In the last 20 years, that thinking has migrated to sectors where the two key conditions are not present, such as education and the arts. In these situations, the MBA mind is forced to do two subtle but massively impactful things:
1) It imposes a consensus goal: here’s where we all want to go.
2) It asserts that it has a tool to accurately measure success and ignores distortions created by the assessment.
If you care at all about education, you know that all the meaningful debates of the past century were exactly about what the goal of education is, impassioned and far-ranging battles about what a good education should do. The same is true in the arts. Gorgeous and complex debates rage about the role that artists play and their relation to the market economy, to the entertainment industry, to democracy, and to our multi-cultural nation (just to name a few).
The MBA mind breaks down in that context. If we can’t agree on what we are trying to do, how will we know when we’ve accomplished it? So, first, they impose a goal: let’s all just agree that we want our children to be able to learn these skills. Then, they assert that those skills are accurately measurable (standardized testing, No Child Left Behind). And they ignore or decry the inevitable distortions that result from that measurement: teaching to the test, faking test results, and schools expelling children who will drag down their scores.
The same is true in the arts. I have been an artist for long enough to see several cycles of the MBA mind in the art world. The goal is Access. The goal is Artistic Excellence. The goal is Diversity. The goal is Participation. And, now, the goal is Creative Placemaking.
Each time, success was measured by a bunch of hard and soft data that, it was strongly asserted, would tell us if we reached the goal.
Each time, organizations and artists distorted themselves and the data to — surprise! — reach the goal successfully with every project.
And each time, the new goal was rolled out guilelessly: we’ve had it wrong up till now, but we’ve finally solved it.
Strategic, innovation-based thinking has a enormous role to play in education and the arts. But it will continue to distort and fail if we assume goals and assessments work as they do in other sectors. (Eventually, the MBA world gives up: remember when google.org was going to remake the nonprofit sector? I do not celebrate that surrender; I want that thinking in our sector.)
Artists need to make visible and contest the assertions underlying the MBA approach. What is the goal you are imposing on the arts? Who chose it and why? And what are the effects of trying to measure it?
Here’s my contribution to the question: artists have a cultural role, and this is different from a goal.

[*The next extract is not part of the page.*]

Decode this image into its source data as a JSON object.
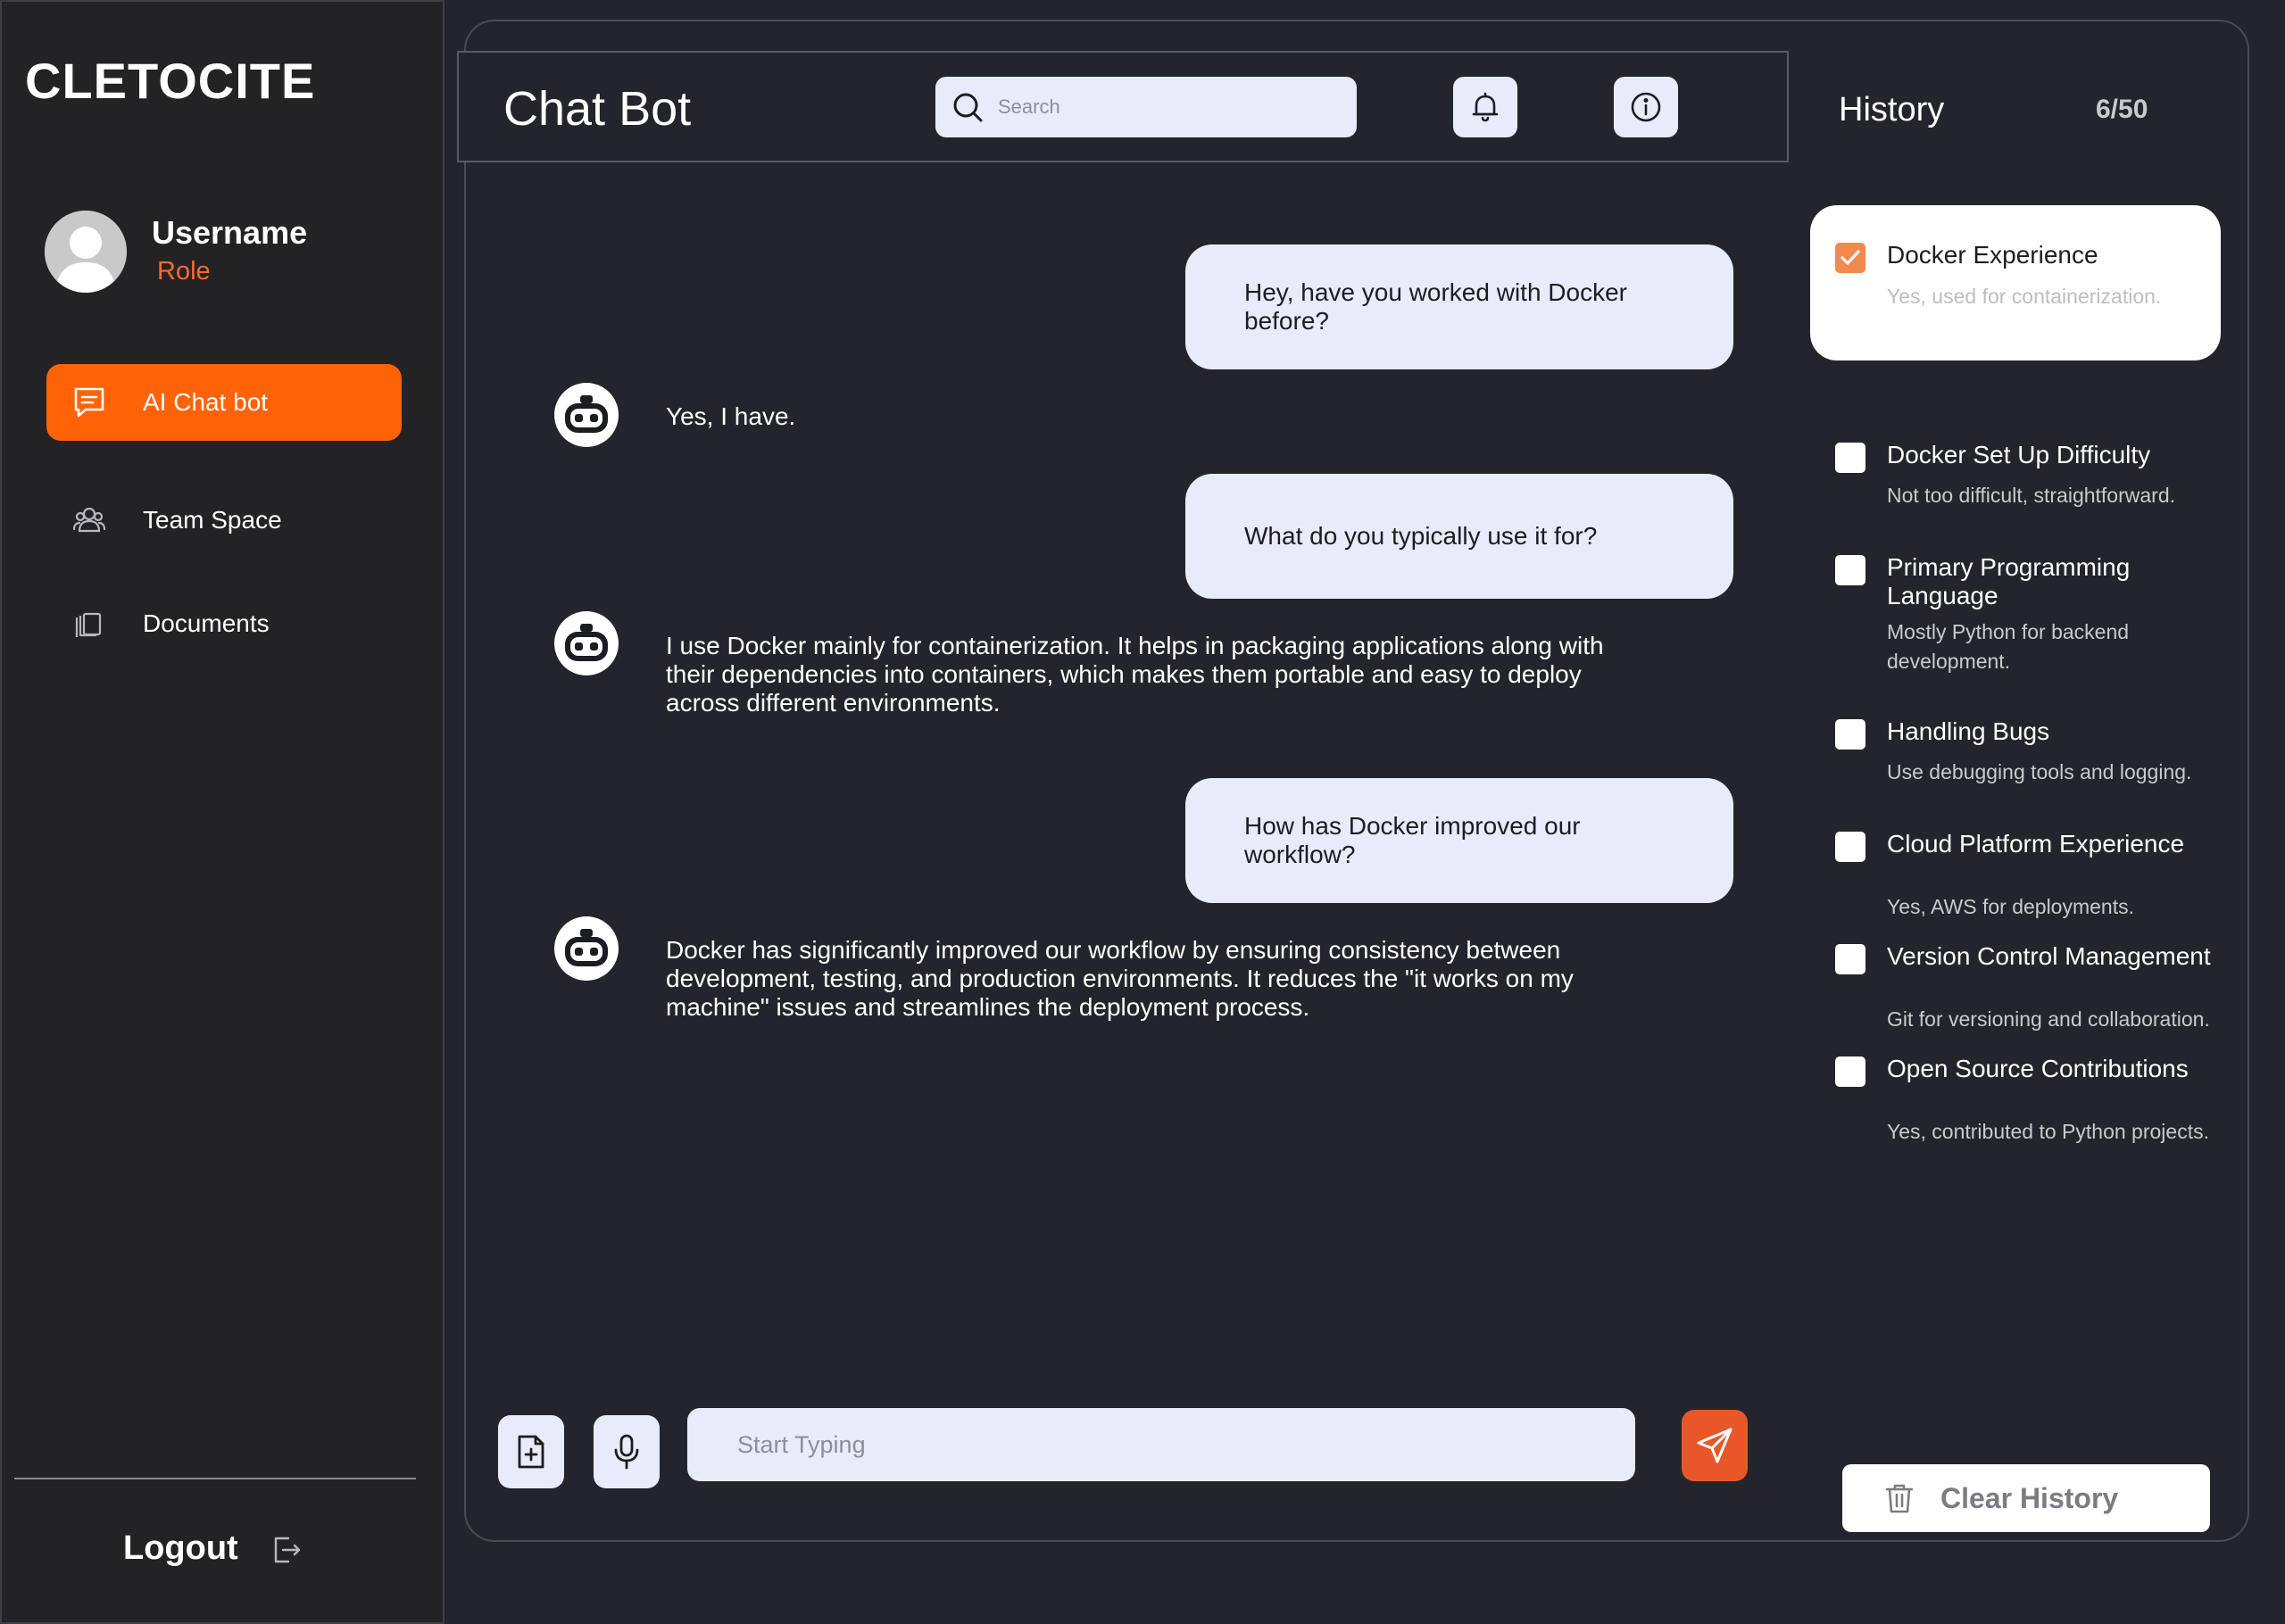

Artists produce a lot of effects on the world: we affect education, citizenship, multiculturalism, creative placemaking. But those are effects of our role; they are not the role. Our role is to ask rigorous and reckless cultural questions, do our research, and share the results with the public and with each other. Some artists are pure researchers, making discoveries that other artists use. Some are applied researchers, taking discoveries out in the world and popularizing them, making them useful. When we do our role well, all kinds of other things happen. We “placemake.” We spark important and difficult conversations. We educate. We inspire other fields. But when we fund the arts based on these effects, we quickly distort the whole sector.

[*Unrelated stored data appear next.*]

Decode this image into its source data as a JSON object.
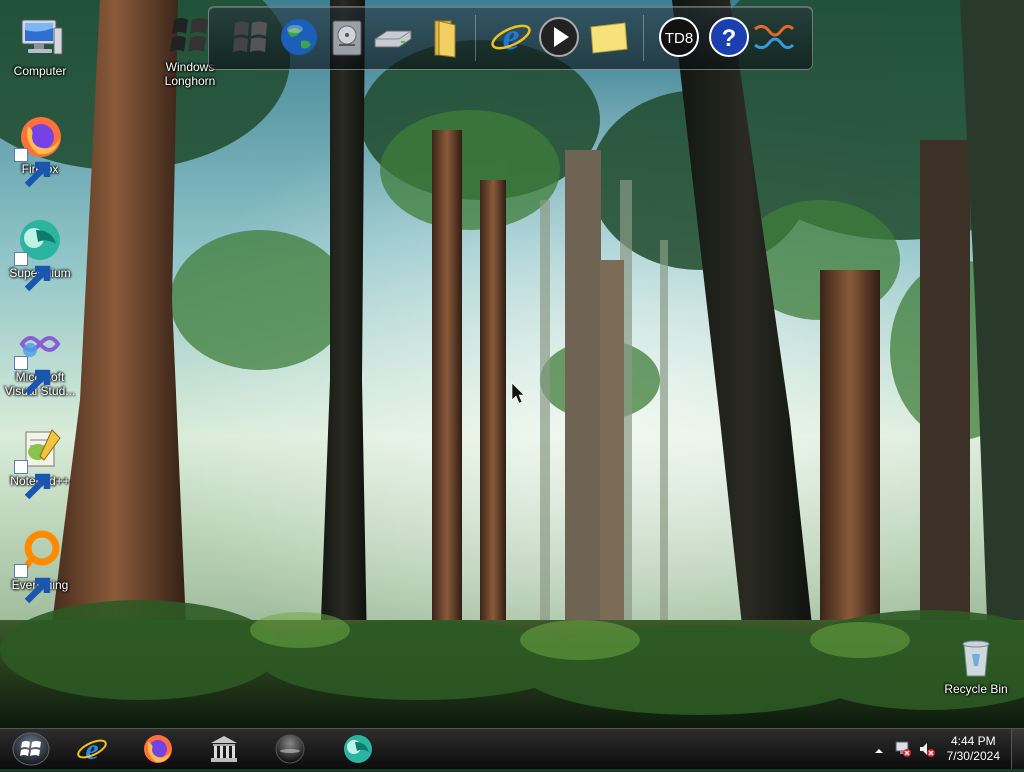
{
  "desktop": {
    "icons": [
      {
        "label": "Computer",
        "icon": "computer-icon"
      },
      {
        "label": "Firefox",
        "icon": "firefox-icon"
      },
      {
        "label": "Supermium",
        "icon": "supermium-icon"
      },
      {
        "label": "Microsoft Visual Stud...",
        "icon": "visual-studio-icon"
      },
      {
        "label": "Notepad++",
        "icon": "notepadpp-icon"
      },
      {
        "label": "Everything",
        "icon": "everything-icon"
      },
      {
        "label": "Windows Longhorn",
        "icon": "windows-longhorn-icon"
      },
      {
        "label": "Recycle Bin",
        "icon": "recycle-bin-icon"
      }
    ]
  },
  "dock": {
    "items": [
      "windows-logo-icon",
      "globe-icon",
      "media-drive-icon",
      "hard-drive-icon",
      "folder-icon",
      "internet-explorer-icon",
      "media-player-icon",
      "sticky-note-icon",
      "td8-icon",
      "help-icon",
      "network-icon"
    ],
    "td8_label": "TD8",
    "help_glyph": "?"
  },
  "taskbar": {
    "pinned": [
      "internet-explorer-icon",
      "firefox-icon",
      "library-icon",
      "media-sphere-icon",
      "supermium-icon"
    ],
    "tray": {
      "time": "4:44 PM",
      "date": "7/30/2024"
    }
  },
  "colors": {
    "taskbar": "#111111",
    "firefox": "#ff7139",
    "ie_blue": "#1e78d7",
    "supermium": "#2bb5a0"
  }
}
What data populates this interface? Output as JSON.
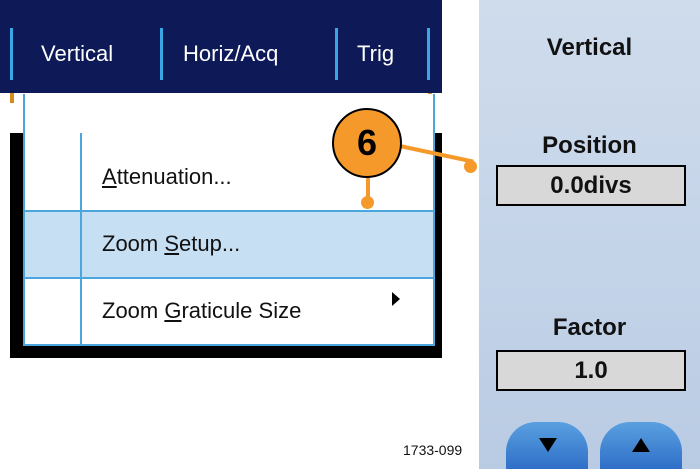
{
  "menubar": {
    "tabs": [
      {
        "label": "Vertical"
      },
      {
        "label": "Horiz/Acq"
      },
      {
        "label": "Trig"
      }
    ]
  },
  "menu": {
    "items": [
      {
        "pre": "",
        "u": "A",
        "post": "ttenuation..."
      },
      {
        "pre": "Zoom ",
        "u": "S",
        "post": "etup..."
      },
      {
        "pre": "Zoom ",
        "u": "G",
        "post": "raticule Size"
      }
    ]
  },
  "callout": {
    "number": "6"
  },
  "panel": {
    "title": "Vertical",
    "position": {
      "label": "Position",
      "value": "0.0divs"
    },
    "factor": {
      "label": "Factor",
      "value": "1.0"
    },
    "buttons": {
      "down": "down-arrow",
      "up": "up-arrow"
    }
  },
  "figure_id": "1733-099",
  "colors": {
    "menubar_bg": "#0d1a57",
    "separator": "#3ba6e6",
    "menu_border": "#4aa6dc",
    "highlight": "#c6dff3",
    "callout": "#f59a2a",
    "panel_bg": "#c3d3e8",
    "button": "#3f86d6"
  }
}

An analogy: addiction programs in a mosque or church or synagogue can be hugely effective. But what if we started to fund these places of worship based on their ability treat addiction? What if we resourced them based on the effect (addiction recovery) instead of the role (center of spiritual life)? First you’d get some pretty weird churches and mosques, bending over backwards to prove they were curing addiction. And, eventually, they’d lose effectiveness. The effect (addiction recovery) would diminish as their role (place of worship) was neglected.
Let’s have a conversation that acknowledges – and doesn’t conflate – the role of artists and the effects of that role. Then we can really innovate.